Last night I introduced you to Pam Neumann, a missional thinker committing several years of her life to a traditional overseas missions model.
Tonight I'd like to introduce you to Troy Bronsink, someone I think of as a kindred soul: He is an artist, poet, musician, singer-songwriter, he's being ordained as a Presbyterian pastor - PC(USA) and he has a heart for marginalized people in the 'abandon spaces'; and he articulates the missional facets of the intersection of art and man and God with beauty and a wisdom beyond his years. He is doing something about the post-colonial shift from word-based culture to image-based culture, as companies are "moving from organization-centered to creativity-centered approaches" -- he understands that artists and their resultant artifacts are living gospels capable of "bear[ing] witness to God's kingdom within the symbols of culture" -- essentially the missional task.
When I met him back in April at WALP, he and I had some great conversations over food with Tim Samoff and Mike Crawford and Will Samson. I was really pleased he made it out to the Gathering.
His community's rule is metaphorically artistic, and i love it.-- a community commited to (a) Being God's Artwork (b) Being God's Artists, and (c) Being Curators of God's Artwork. This is explicated at his church as art website and you kinda need to go read it yourself (here). I wish I could get Troy to come talk to our missional community, because he puts into words that which I'm unable to, about the intersections of art and prophetic calling and lament and hospitality and monastic presence and music and ... argh. I come up short. But he's truly gifted. I think he'd do our community much more good than would a guest theologian.

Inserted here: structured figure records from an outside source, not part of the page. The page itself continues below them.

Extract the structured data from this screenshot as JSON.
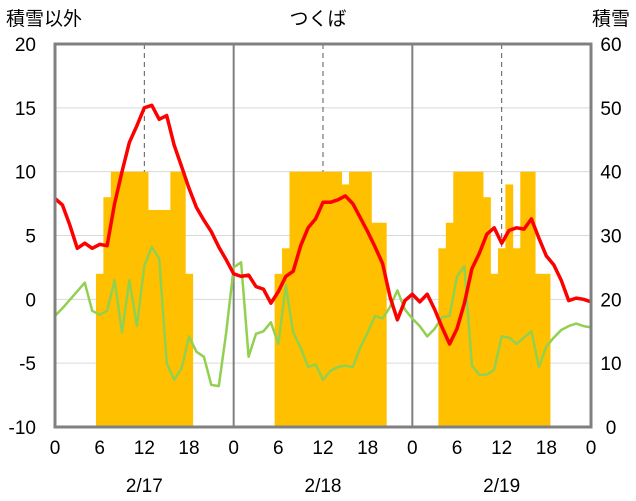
{
  "chart_data": {
    "type": "bar+line",
    "title": "つくば",
    "ylabel_left": "積雪以外",
    "ylabel_right": "積雪",
    "ylim_left": [
      -10,
      20
    ],
    "yticks_left": [
      "20",
      "15",
      "10",
      "5",
      "0",
      "-5",
      "-10"
    ],
    "ylim_right": [
      0,
      60
    ],
    "yticks_right": [
      "60",
      "50",
      "40",
      "30",
      "20",
      "10",
      "0"
    ],
    "x_hour_range": [
      0,
      72
    ],
    "xtick_labels": [
      "0",
      "6",
      "12",
      "18",
      "0",
      "6",
      "12",
      "18",
      "0",
      "6",
      "12",
      "18",
      "0"
    ],
    "day_labels": [
      "2/17",
      "2/18",
      "2/19"
    ],
    "colors": {
      "snow_depth": "#FFC000",
      "temperature": "#FF0000",
      "dew_point": "#92D050",
      "baseline": "#7030A0",
      "frame": "#808080"
    },
    "series": [
      {
        "name": "snow_depth",
        "axis": "right",
        "type": "bar",
        "hours": [
          6,
          7,
          8,
          9,
          10,
          11,
          12,
          13,
          14,
          15,
          16,
          17,
          18,
          30,
          31,
          32,
          33,
          34,
          35,
          36,
          37,
          38,
          39,
          40,
          41,
          42,
          43,
          44,
          52,
          53,
          54,
          55,
          56,
          57,
          58,
          59,
          60,
          61,
          62,
          63,
          64,
          65,
          66
        ],
        "values": [
          24,
          36,
          40,
          40,
          40,
          40,
          40,
          34,
          34,
          34,
          40,
          40,
          24,
          24,
          28,
          40,
          40,
          40,
          40,
          40,
          40,
          40,
          38,
          40,
          40,
          40,
          32,
          32,
          28,
          32,
          40,
          40,
          40,
          40,
          36,
          24,
          28,
          38,
          28,
          40,
          40,
          24,
          24
        ]
      },
      {
        "name": "temperature",
        "axis": "left",
        "type": "line",
        "hours": [
          0,
          1,
          2,
          3,
          4,
          5,
          6,
          7,
          8,
          9,
          10,
          11,
          12,
          13,
          14,
          15,
          16,
          17,
          18,
          19,
          20,
          21,
          22,
          23,
          24,
          25,
          26,
          27,
          28,
          29,
          30,
          31,
          32,
          33,
          34,
          35,
          36,
          37,
          38,
          39,
          40,
          41,
          42,
          43,
          44,
          45,
          46,
          47,
          48,
          49,
          50,
          51,
          52,
          53,
          54,
          55,
          56,
          57,
          58,
          59,
          60,
          61,
          62,
          63,
          64,
          65,
          66,
          67,
          68,
          69,
          70,
          71,
          72
        ],
        "values": [
          7.9,
          7.4,
          5.8,
          4,
          4.4,
          4,
          4.3,
          4.2,
          7.5,
          10,
          12.3,
          13.6,
          15,
          15.2,
          14.1,
          14.4,
          12.1,
          10.4,
          8.7,
          7.2,
          6.2,
          5.3,
          4.1,
          3.1,
          2,
          1.8,
          1.9,
          1,
          0.8,
          -0.3,
          0.6,
          1.8,
          2.2,
          4.2,
          5.6,
          6.3,
          7.6,
          7.6,
          7.8,
          8.1,
          7.5,
          6.4,
          5.3,
          4.1,
          2.8,
          0.2,
          -1.6,
          -0.1,
          0.4,
          -0.2,
          0.4,
          -0.8,
          -2.2,
          -3.5,
          -2.3,
          -0.3,
          2.4,
          3.6,
          5.1,
          5.6,
          4.4,
          5.4,
          5.6,
          5.5,
          6.3,
          4.8,
          3.4,
          2.7,
          1.5,
          -0.1,
          0.1,
          0,
          -0.2
        ]
      },
      {
        "name": "dew_point",
        "axis": "left",
        "type": "line",
        "hours": [
          0,
          1,
          4,
          5,
          6,
          7,
          8,
          9,
          10,
          11,
          12,
          13,
          14,
          15,
          16,
          17,
          18,
          19,
          20,
          21,
          22,
          23,
          24,
          25,
          26,
          27,
          28,
          29,
          30,
          31,
          32,
          33,
          34,
          35,
          36,
          37,
          38,
          39,
          40,
          41,
          42,
          43,
          44,
          45,
          46,
          47,
          48,
          49,
          50,
          51,
          52,
          53,
          54,
          55,
          56,
          57,
          58,
          59,
          60,
          61,
          62,
          63,
          64,
          65,
          66,
          67,
          68,
          69,
          70,
          71,
          72
        ],
        "values": [
          -1.3,
          -0.7,
          1.3,
          -0.9,
          -1.2,
          -0.9,
          1.5,
          -2.6,
          1.5,
          -2.1,
          2.6,
          4.1,
          3.2,
          -5,
          -6.3,
          -5.4,
          -2.9,
          -4.1,
          -4.5,
          -6.7,
          -6.8,
          -2.6,
          2.5,
          2.9,
          -4.5,
          -2.7,
          -2.5,
          -1.8,
          -3.5,
          1.1,
          -2.6,
          -3.8,
          -5.3,
          -5.1,
          -6.3,
          -5.6,
          -5.3,
          -5.2,
          -5.3,
          -3.8,
          -2.6,
          -1.3,
          -1.5,
          -0.6,
          0.7,
          -0.8,
          -1.5,
          -2.1,
          -2.9,
          -2.3,
          -1.4,
          -1.3,
          1.8,
          2.6,
          -5.2,
          -5.9,
          -5.9,
          -5.5,
          -2.9,
          -3,
          -3.5,
          -3,
          -2.5,
          -5.3,
          -3.7,
          -3,
          -2.4,
          -2.1,
          -1.9,
          -2.1,
          -2.2
        ]
      },
      {
        "name": "baseline",
        "axis": "left",
        "type": "line",
        "hours": [
          0,
          72
        ],
        "values": [
          -10,
          -10
        ]
      }
    ]
  }
}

Not that Troy's thoughts are not deeply theological. But they are deeply artistic, natively post-modern (in the best sense of the word), If you visit his website, be sure to read his "Case for a Church in Southwest Atlanta" -- you have to read a few grafs down to get to the really prime stuff.
very cool. as someone with a poet's heart, i like thinking about life in God in metaphorical/narrative ways...it's refreshing. and i think it reaches so much deeper than simply affirming statements of propositional truth (even when i believe them!)
Posted by: pamela | Thursday, October 20, 2005 at 03:15 PM
Paul,
Not to be too much of a contraian, and since I was not able to find a comment section on Troy's site, I wanted to pose a question about this way of thinking.
First off, let me be very clear that I think the language of us as God's Art and as God's artists is wonderfully useful, and that I think it is something that needs to be used more in the church around us.
Ready for the but yet? One of the most important things for me in Bonhoffer's Life Together, is his concept of the Ministry of the Weak. For Bonhoffer the weak, in whatever metric you want to measure them, bring something deep to the life of a community because they provide a situation to be ministered too. In the inclusion of the weak in the community - instead of the community seeing its vision as strong to minister to the weak out there - humility, depth, real commitment to systematic change, and the deep blessings of living together are apreciated because as we so often find in Christian community, what we see and what God sees are very different.
Where in Troy's language is the listener, the viewer, the appreciator?
I almost think we should add a fourth role to this language:
The role of the community is to provide an supportive, nourishing, and receptive audiance for art.
If you are a person who does not identify themselves as artistic can you bring something valuable to a community described in Troy's language? Sure ... you can come and practice Bonhoffer's ministry of weakness. I understand that speaking this way may detract from your goal to get everyone to find a way to express themselves via art. But for me the damage done in being an exclusive community for artists is a greater risk.
Nate
Posted by: nate | Wednesday, October 26, 2005 at 05:09 PM
no apologies needed -- this is beautiful, actually. you're on to something. i wanna see if i can get troy to weigh in here...
Thanks, nate!
Posted by: paul soupiset | Wednesday, October 26, 2005 at 05:18 PM
I was looking for an article and found this post. Nate, we should talk I wouild love to hear more from you on this. I agree that Bonhoffer's, Jean Vanier's, and Henry Nouwen's leadership models from below hav emuch to offer here. I have directly addressed the subject of the church being for people regarless of their eye for the aesthetic. I wonder I think that the area of being artwork is an apophatic one of deep grace verses "productivity." Lets spin some on this. feel free to be in touch.
Posted by: troy | Friday, July 14, 2006 at 09:09 AM
even more so, i think that art can present weakness if it is not snobery, it can allow for the ambivolence and ambiguity that is as much the church's weakness in latemodern Christendom as are the presence of suffering sisters and brothers in our cities and congregations.
BTW The church cannot be for artists alone, no doubt.